The nation’s “Big Three” automakers (General Motors, Ford, and Fiat Chrysler) will shut down their factories for at least two weeks, reports indicate. The Associated Press first broke the news, which was confirmed by The Wall Street Journal.

The United Auto Workers has been pushing for plant closures for days. The union has argued that continuing to manufacture cars during a pandemic puts US autoworkers’ lives at risk. But as recently as Tuesday evening, carmakers and the UAW were still hashing out a plan to make automaking safer by limiting work hours and physically spreading out workers.

Union leaders’ hands may have been strengthened by news that two autoworkers—one with Fiat Chrysler, the other with Ford—had tested positive for coronavirus.

A big concern here is that the new coronavirus is capable of asymptomatic spread. So if one person tests positive for coronavirus in a particular factory, there’s a risk that other workers have caught the virus but haven’t yet shown symptoms.

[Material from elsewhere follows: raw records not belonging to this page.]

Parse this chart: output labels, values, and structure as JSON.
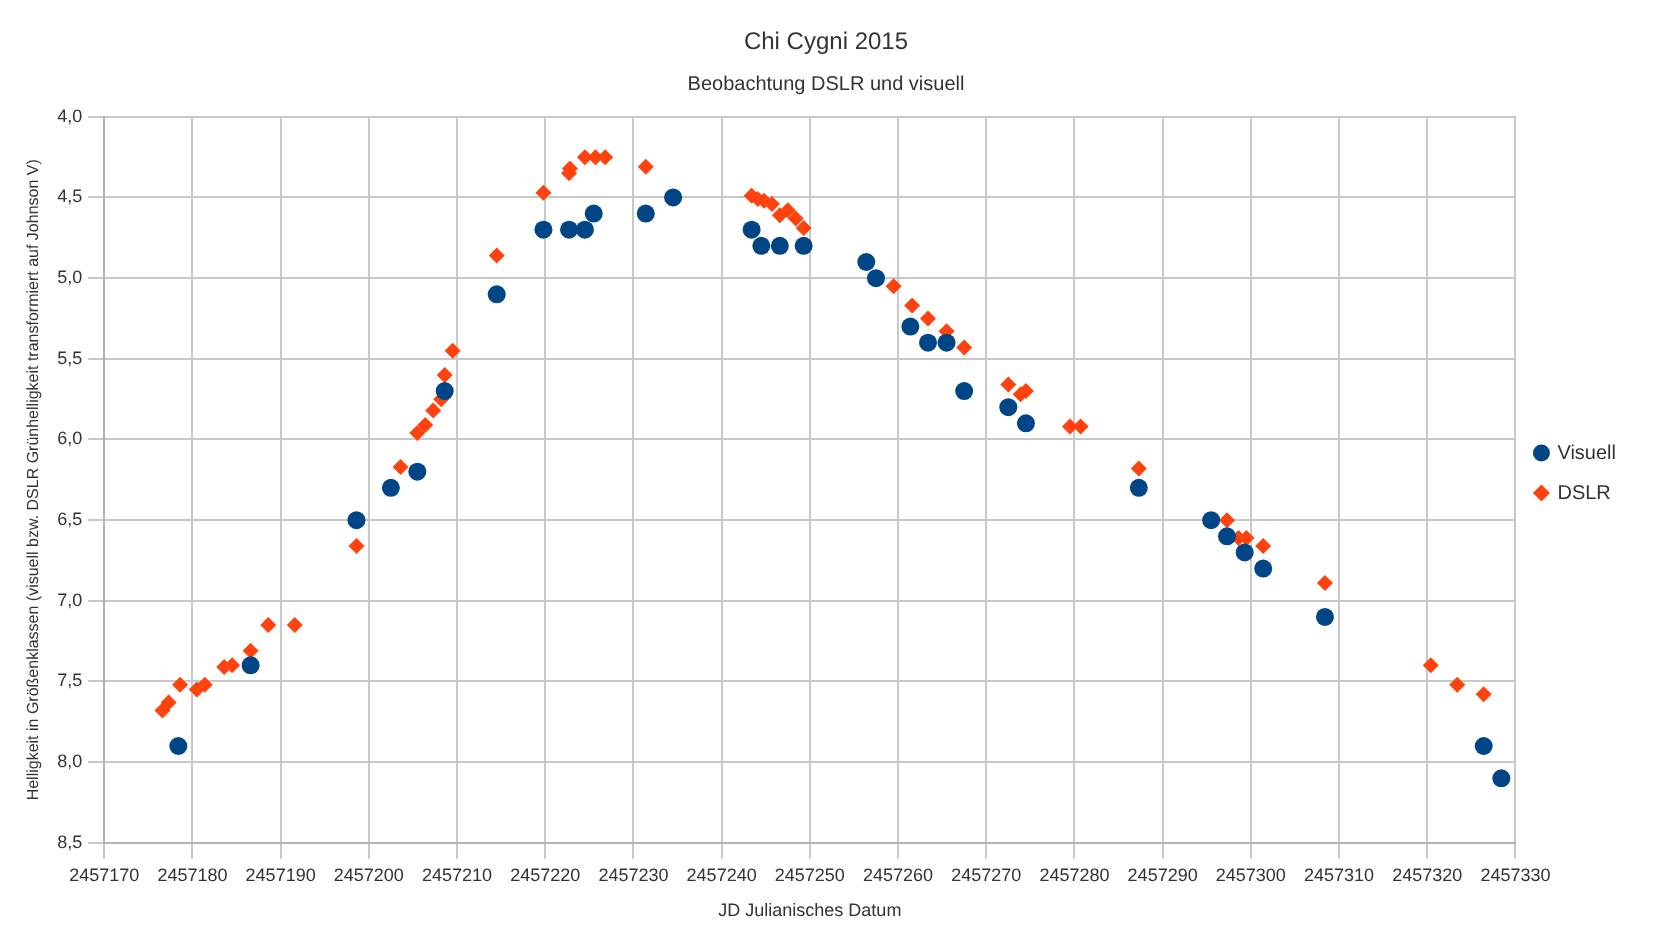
{
  "chart_data": {
    "type": "scatter",
    "title": "Chi Cygni 2015",
    "subtitle": "Beobachtung DSLR und visuell",
    "xlabel": "JD Julianisches Datum",
    "ylabel": "Helligkeit in Größenklassen (visuell bzw. DSLR Grünhelligkeit transformiert auf Johnson V)",
    "xlim": [
      2457170,
      2457330
    ],
    "xticks": [
      2457170,
      2457180,
      2457190,
      2457200,
      2457210,
      2457220,
      2457230,
      2457240,
      2457250,
      2457260,
      2457270,
      2457280,
      2457290,
      2457300,
      2457310,
      2457320,
      2457330
    ],
    "ylim": [
      8.5,
      4.0
    ],
    "yticks": [
      {
        "value": 4.0,
        "label": "4,0"
      },
      {
        "value": 4.5,
        "label": "4,5"
      },
      {
        "value": 5.0,
        "label": "5,0"
      },
      {
        "value": 5.5,
        "label": "5,5"
      },
      {
        "value": 6.0,
        "label": "6,0"
      },
      {
        "value": 6.5,
        "label": "6,5"
      },
      {
        "value": 7.0,
        "label": "7,0"
      },
      {
        "value": 7.5,
        "label": "7,5"
      },
      {
        "value": 8.0,
        "label": "8,0"
      },
      {
        "value": 8.5,
        "label": "8,5"
      }
    ],
    "grid": true,
    "legend": "right",
    "series": [
      {
        "name": "Visuell",
        "color": "#004586",
        "marker": "circle",
        "x": [
          2457178.4,
          2457186.6,
          2457198.6,
          2457202.5,
          2457205.5,
          2457208.6,
          2457214.5,
          2457219.8,
          2457222.7,
          2457224.5,
          2457225.5,
          2457231.4,
          2457234.5,
          2457243.4,
          2457244.5,
          2457246.6,
          2457249.3,
          2457256.4,
          2457257.5,
          2457261.4,
          2457263.4,
          2457265.5,
          2457267.5,
          2457272.5,
          2457274.5,
          2457287.3,
          2457295.5,
          2457297.3,
          2457299.3,
          2457301.4,
          2457308.4,
          2457326.4,
          2457328.4
        ],
        "values": [
          7.9,
          7.4,
          6.5,
          6.3,
          6.2,
          5.7,
          5.1,
          4.7,
          4.7,
          4.7,
          4.6,
          4.6,
          4.5,
          4.7,
          4.8,
          4.8,
          4.8,
          4.9,
          5.0,
          5.3,
          5.4,
          5.4,
          5.7,
          5.8,
          5.9,
          6.3,
          6.5,
          6.6,
          6.7,
          6.8,
          7.1,
          7.9,
          8.1
        ]
      },
      {
        "name": "DSLR",
        "color": "#ff420e",
        "marker": "diamond",
        "x": [
          2457176.6,
          2457177.3,
          2457178.6,
          2457180.5,
          2457181.4,
          2457183.6,
          2457184.5,
          2457186.6,
          2457188.6,
          2457191.6,
          2457198.6,
          2457203.6,
          2457205.5,
          2457206.4,
          2457207.3,
          2457208.2,
          2457208.6,
          2457209.5,
          2457214.5,
          2457219.8,
          2457222.7,
          2457222.8,
          2457224.5,
          2457225.7,
          2457226.8,
          2457231.4,
          2457243.4,
          2457244.1,
          2457244.8,
          2457245.7,
          2457246.6,
          2457247.5,
          2457248.4,
          2457249.3,
          2457259.5,
          2457261.6,
          2457263.4,
          2457265.5,
          2457267.5,
          2457272.5,
          2457273.9,
          2457274.5,
          2457279.5,
          2457280.7,
          2457287.3,
          2457297.3,
          2457298.6,
          2457299.5,
          2457301.4,
          2457308.4,
          2457320.4,
          2457323.4,
          2457326.4
        ],
        "values": [
          7.68,
          7.63,
          7.52,
          7.55,
          7.52,
          7.41,
          7.4,
          7.31,
          7.15,
          7.15,
          6.66,
          6.17,
          5.96,
          5.91,
          5.82,
          5.75,
          5.6,
          5.45,
          4.86,
          4.47,
          4.35,
          4.32,
          4.25,
          4.25,
          4.25,
          4.31,
          4.49,
          4.51,
          4.52,
          4.54,
          4.61,
          4.58,
          4.63,
          4.69,
          5.05,
          5.17,
          5.25,
          5.33,
          5.43,
          5.66,
          5.72,
          5.7,
          5.92,
          5.92,
          6.18,
          6.5,
          6.61,
          6.61,
          6.66,
          6.89,
          7.4,
          7.52,
          7.58
        ]
      }
    ]
  }
}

Tesla: “conflicting guidance”

Meanwhile, Tesla appears to be defying officials in Alameda County, California—the site of its only North American factory, in Fremont—who have ordered Tesla to stop operations. TechCrunch reports that a Wednesday email from the company’s human resources department instructed employees to come to work.

“We still do not have final word from the city, county, state and federal government on the status of our operations,” the email said. “We have had conflicting guidance from different levels of government.”

In an email published Tuesday by Eletrek, Tesla’s head of HR argued that Tesla didn’t need to shut down because the company counts as National Critical Infrastructure, as defined by the Department of Homeland Security. The category “includes auto manufacturing and energy infrastructure,” according to Tesla.

“People need access to transportation and energy, and we are essential to providing it,” the email said.

Tesla evidently believes that its interpretation of this DHS guidance supersedes the instructions of Alameda County officials to shut down. It remains to be seen if Alameda County officials agree.

Wall Street has been hammering the stocks of US carmakers. As I write this, Ford’s stock is down 16 percent from Tuesday’s close. GM is down 23 percent. And Tesla’s stock is down by 16 percent. All of these losses are substantially larger than today’s 8 percent decline in the broader stock market.